Наконец мадам Хантун прямо заявила Жану Молино, что больше не желает принимать участие в его «играх». Как реагировал на это господин Хантун, я не знаю, мама не рассказывала. Но Жан Молино пришел в ярость. Это был богатый избалованный самодур, который не выносил, когда ему перечили. Мама говорила, что даже так называемые друзья, и те все его побаивались, потому что он был богатым и влиятельным, а кроме того, было известно, и не только на острове, но даже в Саванне, что он сумасшедший. Большую часть времени он вел себя совершенно нормально, но наступали моменты, когда Жан Молино впадал в настоящее бешенство и мог совершить чудовищные вещи. Мама знала по крайней мере два случая, когда он лично забил рабов до смерти. И даже не за то, что они пытались бежать или что-то в этом роде, а только потому, что они не угодили ему в какой-то мелочи.
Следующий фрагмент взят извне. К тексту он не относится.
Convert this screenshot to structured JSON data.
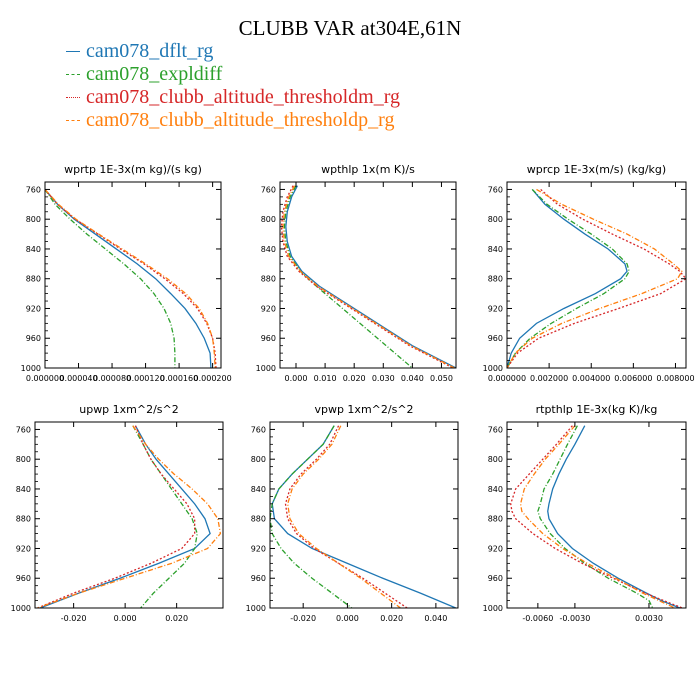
{
  "title": "CLUBB VAR at304E,61N",
  "colors": {
    "s1": "#1f77b4",
    "s2": "#2ca02c",
    "s3": "#d62728",
    "s4": "#ff7f0e"
  },
  "legend": [
    {
      "label": "cam078_dflt_rg",
      "color": "#1f77b4",
      "dash": "solid"
    },
    {
      "label": "cam078_expldiff",
      "color": "#2ca02c",
      "dash": "dashdot"
    },
    {
      "label": "cam078_clubb_altitude_thresholdm_rg",
      "color": "#d62728",
      "dash": "dotted"
    },
    {
      "label": "cam078_clubb_altitude_thresholdp_rg",
      "color": "#ff7f0e",
      "dash": "dashdot"
    }
  ],
  "chart_data": [
    {
      "type": "line",
      "title": "wprtp  1E-3x(m kg)/(s kg)",
      "xlim": [
        0.0,
        0.00021
      ],
      "ylim": [
        1000,
        750
      ],
      "xticks": [
        0.0,
        4e-05,
        8e-05,
        0.00012,
        0.00016,
        0.0002
      ],
      "xtick_labels": [
        "0.000000",
        "0.000040",
        "0.000080",
        "0.000120",
        "0.000160",
        "0.000200"
      ],
      "yticks": [
        760,
        800,
        840,
        880,
        920,
        960,
        1000
      ],
      "ytick_labels": [
        "760",
        "800",
        "840",
        "880",
        "920",
        "960",
        "1000"
      ],
      "y": [
        760,
        780,
        800,
        820,
        840,
        860,
        880,
        900,
        920,
        940,
        960,
        980,
        1000
      ],
      "series": [
        {
          "name": "cam078_dflt_rg",
          "values": [
            0.0,
            1.5e-05,
            3.5e-05,
            6e-05,
            8.5e-05,
            0.00011,
            0.000132,
            0.00015,
            0.000167,
            0.00018,
            0.00019,
            0.000197,
            0.000198
          ]
        },
        {
          "name": "cam078_expldiff",
          "values": [
            0.0,
            1.2e-05,
            3e-05,
            5e-05,
            7.2e-05,
            9.4e-05,
            0.000114,
            0.00013,
            0.000142,
            0.00015,
            0.000154,
            0.000155,
            0.000155
          ]
        },
        {
          "name": "cam078_clubb_altitude_thresholdm_rg",
          "values": [
            0.0,
            1.5e-05,
            3.6e-05,
            6.3e-05,
            9e-05,
            0.000118,
            0.000143,
            0.000165,
            0.000182,
            0.000193,
            0.0002,
            0.000203,
            0.000204
          ]
        },
        {
          "name": "cam078_clubb_altitude_thresholdp_rg",
          "values": [
            0.0,
            1.6e-05,
            3.7e-05,
            6.4e-05,
            9.2e-05,
            0.00012,
            0.000146,
            0.000168,
            0.000184,
            0.000194,
            0.0002,
            0.000202,
            0.000203
          ]
        }
      ]
    },
    {
      "type": "line",
      "title": "wpthlp  1x(m K)/s",
      "xlim": [
        -0.0055,
        0.055
      ],
      "ylim": [
        1000,
        750
      ],
      "xticks": [
        0.0,
        0.01,
        0.02,
        0.03,
        0.04,
        0.05
      ],
      "xtick_labels": [
        "0.000",
        "0.010",
        "0.020",
        "0.030",
        "0.040",
        "0.050"
      ],
      "yticks": [
        760,
        800,
        840,
        880,
        920,
        960,
        1000
      ],
      "ytick_labels": [
        "760",
        "800",
        "840",
        "880",
        "920",
        "960",
        "1000"
      ],
      "y": [
        755,
        770,
        790,
        810,
        830,
        850,
        870,
        890,
        910,
        930,
        950,
        970,
        990,
        1000
      ],
      "series": [
        {
          "name": "cam078_dflt_rg",
          "values": [
            0.0005,
            -0.0015,
            -0.003,
            -0.0035,
            -0.003,
            -0.0015,
            0.002,
            0.008,
            0.016,
            0.024,
            0.032,
            0.04,
            0.05,
            0.055
          ]
        },
        {
          "name": "cam078_expldiff",
          "values": [
            0.0,
            -0.002,
            -0.0035,
            -0.004,
            -0.0035,
            -0.002,
            0.0015,
            0.007,
            0.013,
            0.019,
            0.025,
            0.031,
            0.037,
            0.04
          ]
        },
        {
          "name": "cam078_clubb_altitude_thresholdm_rg",
          "values": [
            -0.001,
            -0.003,
            -0.0045,
            -0.005,
            -0.0045,
            -0.003,
            0.001,
            0.007,
            0.015,
            0.023,
            0.031,
            0.039,
            0.049,
            0.054
          ]
        },
        {
          "name": "cam078_clubb_altitude_thresholdp_rg",
          "values": [
            -0.0005,
            -0.0025,
            -0.004,
            -0.0045,
            -0.004,
            -0.0025,
            0.0015,
            0.0075,
            0.0155,
            0.0235,
            0.0315,
            0.0395,
            0.0495,
            0.0545
          ]
        }
      ]
    },
    {
      "type": "line",
      "title": "wprcp  1E-3x(m/s) (kg/kg)",
      "xlim": [
        0.0,
        0.0085
      ],
      "ylim": [
        1000,
        750
      ],
      "xticks": [
        0.0,
        0.002,
        0.004,
        0.006,
        0.008
      ],
      "xtick_labels": [
        "0.000000",
        "0.002000",
        "0.004000",
        "0.006000",
        "0.008000"
      ],
      "yticks": [
        760,
        800,
        840,
        880,
        920,
        960,
        1000
      ],
      "ytick_labels": [
        "760",
        "800",
        "840",
        "880",
        "920",
        "960",
        "1000"
      ],
      "y": [
        760,
        780,
        800,
        820,
        840,
        860,
        870,
        880,
        900,
        920,
        940,
        960,
        980,
        1000
      ],
      "series": [
        {
          "name": "cam078_dflt_rg",
          "values": [
            0.0012,
            0.0018,
            0.0027,
            0.0037,
            0.0048,
            0.0056,
            0.0057,
            0.0054,
            0.0042,
            0.0027,
            0.0014,
            0.0006,
            0.0002,
            0.0
          ]
        },
        {
          "name": "cam078_expldiff",
          "values": [
            0.0012,
            0.0019,
            0.0029,
            0.004,
            0.005,
            0.0057,
            0.0058,
            0.0056,
            0.0046,
            0.0033,
            0.0021,
            0.0011,
            0.0004,
            0.0
          ]
        },
        {
          "name": "cam078_clubb_altitude_thresholdm_rg",
          "values": [
            0.0016,
            0.0024,
            0.0036,
            0.005,
            0.0065,
            0.0077,
            0.0082,
            0.0085,
            0.0073,
            0.0053,
            0.0032,
            0.0015,
            0.0005,
            0.0
          ]
        },
        {
          "name": "cam078_clubb_altitude_thresholdp_rg",
          "values": [
            0.0014,
            0.0026,
            0.0041,
            0.0057,
            0.007,
            0.0079,
            0.0083,
            0.0081,
            0.0064,
            0.0044,
            0.0026,
            0.0012,
            0.0004,
            0.0
          ]
        }
      ]
    },
    {
      "type": "line",
      "title": "upwp  1xm^2/s^2",
      "xlim": [
        -0.035,
        0.038
      ],
      "ylim": [
        1000,
        750
      ],
      "xticks": [
        -0.02,
        0.0,
        0.02
      ],
      "xtick_labels": [
        "-0.020",
        "0.000",
        "0.020"
      ],
      "yticks": [
        760,
        800,
        840,
        880,
        920,
        960,
        1000
      ],
      "ytick_labels": [
        "760",
        "800",
        "840",
        "880",
        "920",
        "960",
        "1000"
      ],
      "y": [
        755,
        780,
        800,
        820,
        840,
        860,
        880,
        900,
        920,
        940,
        960,
        980,
        1000
      ],
      "series": [
        {
          "name": "cam078_dflt_rg",
          "values": [
            0.004,
            0.008,
            0.012,
            0.017,
            0.022,
            0.027,
            0.031,
            0.033,
            0.027,
            0.013,
            -0.002,
            -0.018,
            -0.033
          ]
        },
        {
          "name": "cam078_expldiff",
          "values": [
            0.003,
            0.007,
            0.01,
            0.014,
            0.018,
            0.022,
            0.026,
            0.028,
            0.027,
            0.023,
            0.017,
            0.011,
            0.006
          ]
        },
        {
          "name": "cam078_clubb_altitude_thresholdm_rg",
          "values": [
            0.004,
            0.007,
            0.01,
            0.014,
            0.019,
            0.024,
            0.027,
            0.027,
            0.022,
            0.01,
            -0.004,
            -0.02,
            -0.034
          ]
        },
        {
          "name": "cam078_clubb_altitude_thresholdp_rg",
          "values": [
            0.003,
            0.008,
            0.013,
            0.019,
            0.026,
            0.032,
            0.036,
            0.037,
            0.032,
            0.018,
            0.0,
            -0.018,
            -0.034
          ]
        }
      ]
    },
    {
      "type": "line",
      "title": "vpwp  1xm^2/s^2",
      "xlim": [
        -0.035,
        0.05
      ],
      "ylim": [
        1000,
        750
      ],
      "xticks": [
        -0.02,
        0.0,
        0.02,
        0.04
      ],
      "xtick_labels": [
        "-0.020",
        "0.000",
        "0.020",
        "0.040"
      ],
      "yticks": [
        760,
        800,
        840,
        880,
        920,
        960,
        1000
      ],
      "ytick_labels": [
        "760",
        "800",
        "840",
        "880",
        "920",
        "960",
        "1000"
      ],
      "y": [
        755,
        780,
        800,
        820,
        840,
        860,
        880,
        900,
        920,
        940,
        960,
        980,
        1000
      ],
      "series": [
        {
          "name": "cam078_dflt_rg",
          "values": [
            -0.006,
            -0.011,
            -0.018,
            -0.025,
            -0.031,
            -0.034,
            -0.033,
            -0.027,
            -0.016,
            0.0,
            0.016,
            0.033,
            0.049
          ]
        },
        {
          "name": "cam078_expldiff",
          "values": [
            -0.006,
            -0.011,
            -0.018,
            -0.025,
            -0.031,
            -0.034,
            -0.035,
            -0.034,
            -0.03,
            -0.024,
            -0.016,
            -0.007,
            0.002
          ]
        },
        {
          "name": "cam078_clubb_altitude_thresholdm_rg",
          "values": [
            -0.004,
            -0.008,
            -0.014,
            -0.021,
            -0.026,
            -0.028,
            -0.027,
            -0.023,
            -0.015,
            -0.004,
            0.007,
            0.017,
            0.027
          ]
        },
        {
          "name": "cam078_clubb_altitude_thresholdp_rg",
          "values": [
            -0.003,
            -0.007,
            -0.013,
            -0.02,
            -0.025,
            -0.027,
            -0.026,
            -0.022,
            -0.014,
            -0.004,
            0.006,
            0.015,
            0.024
          ]
        }
      ]
    },
    {
      "type": "line",
      "title": "rtpthlp  1E-3x(kg K)/kg",
      "xlim": [
        -0.0085,
        0.006
      ],
      "ylim": [
        1000,
        750
      ],
      "xticks": [
        -0.006,
        -0.003,
        0.003
      ],
      "xtick_labels": [
        "-0.0060",
        "-0.0030",
        "0.0030"
      ],
      "yticks": [
        760,
        800,
        840,
        880,
        920,
        960,
        1000
      ],
      "ytick_labels": [
        "760",
        "800",
        "840",
        "880",
        "920",
        "960",
        "1000"
      ],
      "y": [
        755,
        780,
        800,
        820,
        840,
        860,
        870,
        880,
        900,
        920,
        940,
        960,
        980,
        990,
        1000
      ],
      "series": [
        {
          "name": "cam078_dflt_rg",
          "values": [
            -0.0022,
            -0.003,
            -0.0037,
            -0.0043,
            -0.0048,
            -0.0051,
            -0.0052,
            -0.0051,
            -0.0044,
            -0.0032,
            -0.0015,
            0.0005,
            0.0028,
            0.004,
            0.0055
          ]
        },
        {
          "name": "cam078_expldiff",
          "values": [
            -0.0028,
            -0.0036,
            -0.0042,
            -0.0048,
            -0.0055,
            -0.0058,
            -0.006,
            -0.0058,
            -0.005,
            -0.0038,
            -0.0022,
            -0.0003,
            0.002,
            0.003,
            0.0033
          ]
        },
        {
          "name": "cam078_clubb_altitude_thresholdm_rg",
          "values": [
            -0.0032,
            -0.0045,
            -0.0056,
            -0.0067,
            -0.0078,
            -0.0082,
            -0.0081,
            -0.0078,
            -0.0064,
            -0.0046,
            -0.0024,
            0.0001,
            0.0027,
            0.0042,
            0.0057
          ]
        },
        {
          "name": "cam078_clubb_altitude_thresholdp_rg",
          "values": [
            -0.003,
            -0.0043,
            -0.0054,
            -0.0063,
            -0.0071,
            -0.0074,
            -0.0073,
            -0.0068,
            -0.0056,
            -0.004,
            -0.002,
            0.0003,
            0.0025,
            0.0038,
            0.0051
          ]
        }
      ]
    }
  ]
}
Она рассказывала, что это был жестокий и глубоко порочный человек. Особняк в Ле-Шене поджег именно он, и это стало причиной гибели Элизабет и Ричарда Хантун. Мама говорила, что видела его в окно, когда он быстро удалялся от дома, а через некоторое время занялся огонь. Им повезло, что Элиса в эту ночь плохо спала и часто просыпалась, иначе бы они тоже непременно погибли в огне.
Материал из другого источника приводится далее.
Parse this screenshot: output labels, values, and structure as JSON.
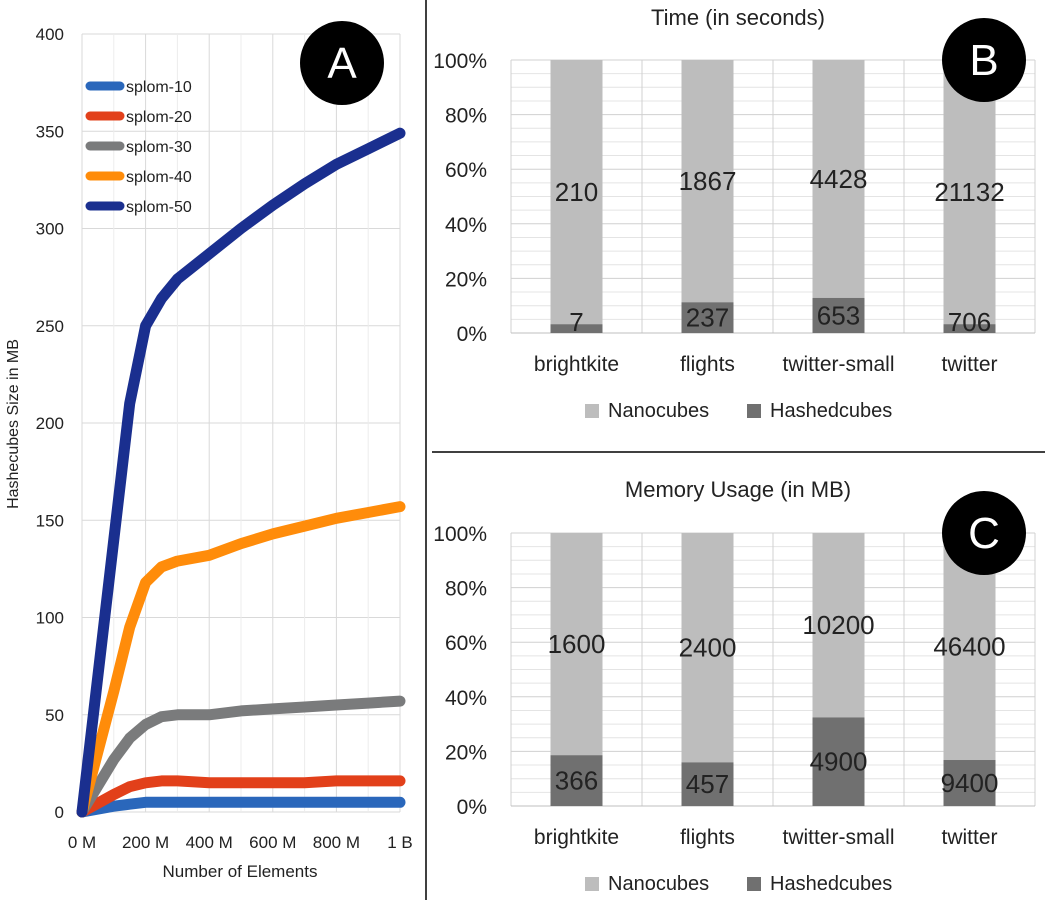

– Но когда мы были в Ле-Шене, – проговорила Ребекка, – Арман рассказывал, что той же самой ночью умерли Жан и Миньон!

Люти печально кивнула:

– Это правда. Маме рассказали потом об этом слуги Молино. Вскоре после полуночи весь дом был разбужен криками хозяйки. Горничная говорила, что эти крики были ужасными, и она, чтобы не слышать их, спрятала голову под подушку.

– Но почему она не пошла посмотреть, в чем дело? Люти покачала головой:

– Такого рода крики они не раз слышали прежде и знали, что им лучше оставаться в своих комнатах и не совать нос куда не следует. Вероятно, Ребекка, вы все еще не до конца понимаете, что это такое – быть рабом. Ведь у нас нет никаких прав, и хозяин может сделать с нами все, что захочет. Мы его собственность, понимаете? Как скот, как лошади. Если бы кто-нибудь из них в ту ночь попытался вмешаться, можно не сомневаться, ему бы за такую дерзость пришлось жестоко поплатиться. Во всяком случае, вскоре крики прекратились, и слуги снова заснули. А на следующее утро молодой Эдуард обнаружил тела родителей. Вначале мать в самой верхней комнате на башне – с распущенными волосами, всю обложенную цветами, ну прямо как на картинке, а потом отца – он висел в охотничьей комнате на длинном черном кожаном ремне. Лицо Миньон Молино было искажено страхом и болью. Видимо, умирала она тяжело. Мама говорила, что среди слуг ходили разговоры, будто ее отравили, но доктора так ничего и не обнаружили. Семейство Молино было одним из самых богатых и влиятельных, поэтому власти постарались, чтобы никакой огласки это дело не получило.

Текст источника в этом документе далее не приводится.